As published by Joan Lowy for the Associated Press.
House passes bipartisan Amtrak bill that could boost Northeast Corridor service
WASHINGTON (AP) — In a rare burst of bipartisanship, the House moved Wednesday to boost Amtrak’s popular service between Boston and Washington while giving states a greater say in the local routes they help subsidize.
The bill, approved by a vote of 316 to 101, authorizes $7.2 billion in federal subsidies for passenger rail, including about $1.4 billion a year over four years in subsidies for Amtrak. That’s nearly the same as current spending levels, disappointing Amtrak supporters who had urged a significant increase to help the railroad address its deteriorating infrastructure and aging equipment.
But in a compromise between Democrats and Republicans, the bill separates Amtrak’s Northeast Corridor service between Boston and Washington from its long-distance routes. That would allow Amtrak to use profits from the money-making corridor for improvements that could speed up trains and enhance service on the route. Amtrak officials have long complained that they’ve had to use Northeast Corridor profits to subsidize 15 unprofitable long-distance routes around the country.
The bill would also give officials in 19 states “a seat at the table” with Amtrak when deciding changes and budgets for service in their states, said Rep. Bill Shuster, R-Pa., chairman of the House Transportation and Infrastructure Committee. And it directs Amtrak to make changes in the financial information it provides state and local governments and the public so that the information is more “transparent,” he said.
The bill also includes a provision by Rep. Jeff Denham, R-Calif., that would permit Amtrak passengers to bring pets with them.
The White House said in a statement earlier in the week that it supports passage of the bill because it would improve Amtrak service, but complained that the measure doesn’t provide enough money and lacks provisions to improve safety.
In a nod to conservatives, the bill permits “streamlining” of environmental and other regulations to speed up the time involved in approving construction projects. And the bill directs Amtrak to take certain steps to eliminate operating losses for food service aboard trains.
Despite those concessions, the conservative pressure groups Heritage Action and Club for Growth sent messages to lawmakers before the vote opposing the bill and warning that it will be considered a “key vote” in judging their performance in office.

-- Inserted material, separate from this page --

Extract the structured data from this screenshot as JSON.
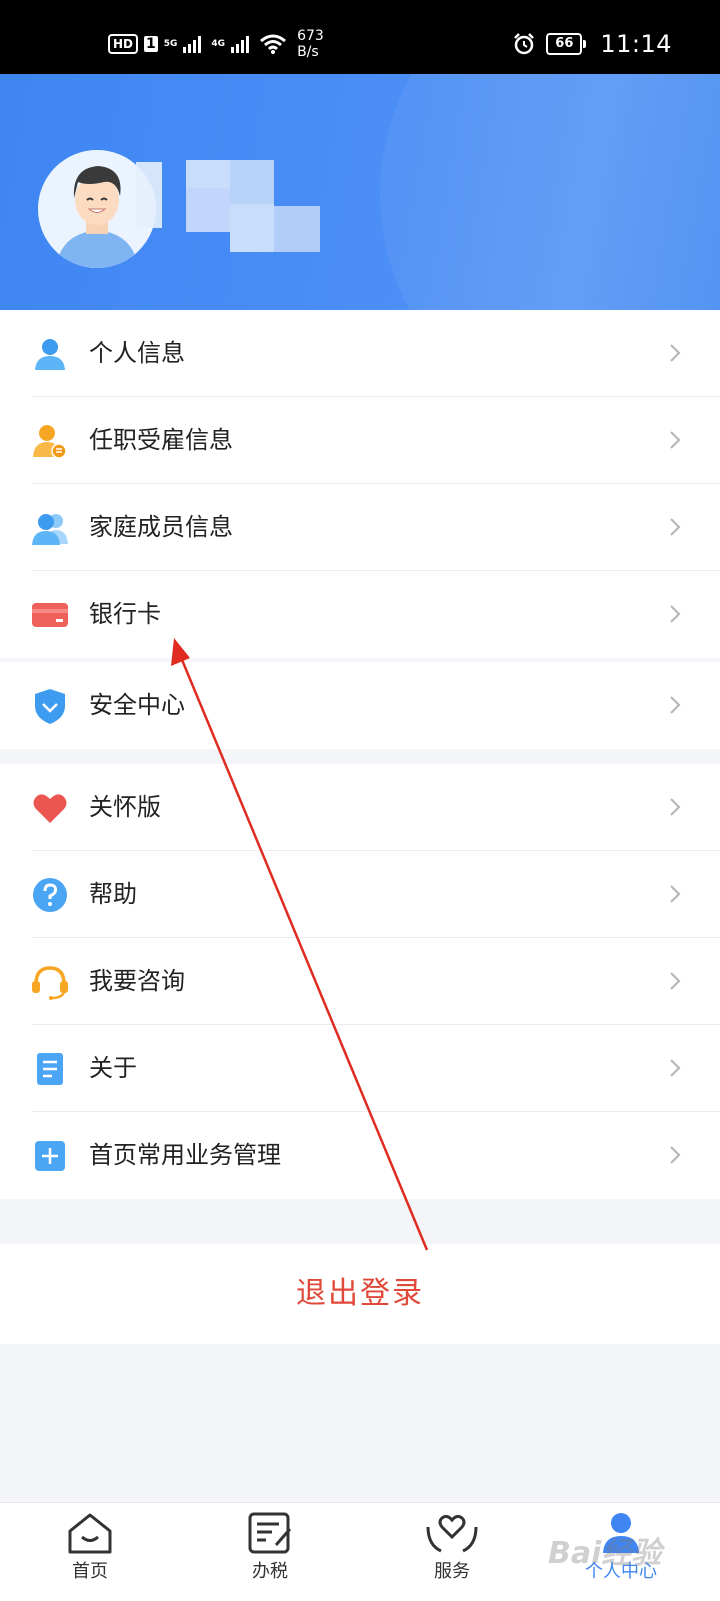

“Most Republicans claim they want to end or greatly reform Amtrak,” the Club for Growth said. “But this bill doesn’t do that, even though it was drafted and supported by House GOP leaders.”
Acknowledging the conservative opposition, Shuster said: “I know some of my colleagues are skeptical of Amtrak and passenger rail in general … but it is a good, strong reform bill. Neither side got everything they want.” He said the bill “sets Amtrak on a course to improve itself” so that someday federal subsidies will no longer be needed.
One hundred and one Republicans voted against the bill despite their leadership’s support for the measure. In favor of the bill were 132 of their GOP colleagues and all 184 Democrats who cast votes. A similar Amtrak bill passed the House with overwhelming GOP support last year, although it died in the Senate.
Despite their overwhelming vote in favor, Democrats were also lukewarm on the measure. “It’s an OK bill,” said Rep. Peter DeFazio, D-Ore., the measure’s co-sponsor along with Shuster.
Just before the bill passed, a GOP amendment to eliminate all federal subsidies for Amtrak was defeated by a vote of 147 to 272.
Ed Wytkind, head of the AFL-CIO’s Transportation Trades Department, which represents Amtrak workers, said the amendment would have “hollowed out our only national passenger railroad, and destroyed thousands of middle-class jobs.”
Senate action is also required, but key senators have so far expressed no urgency to take up the matter.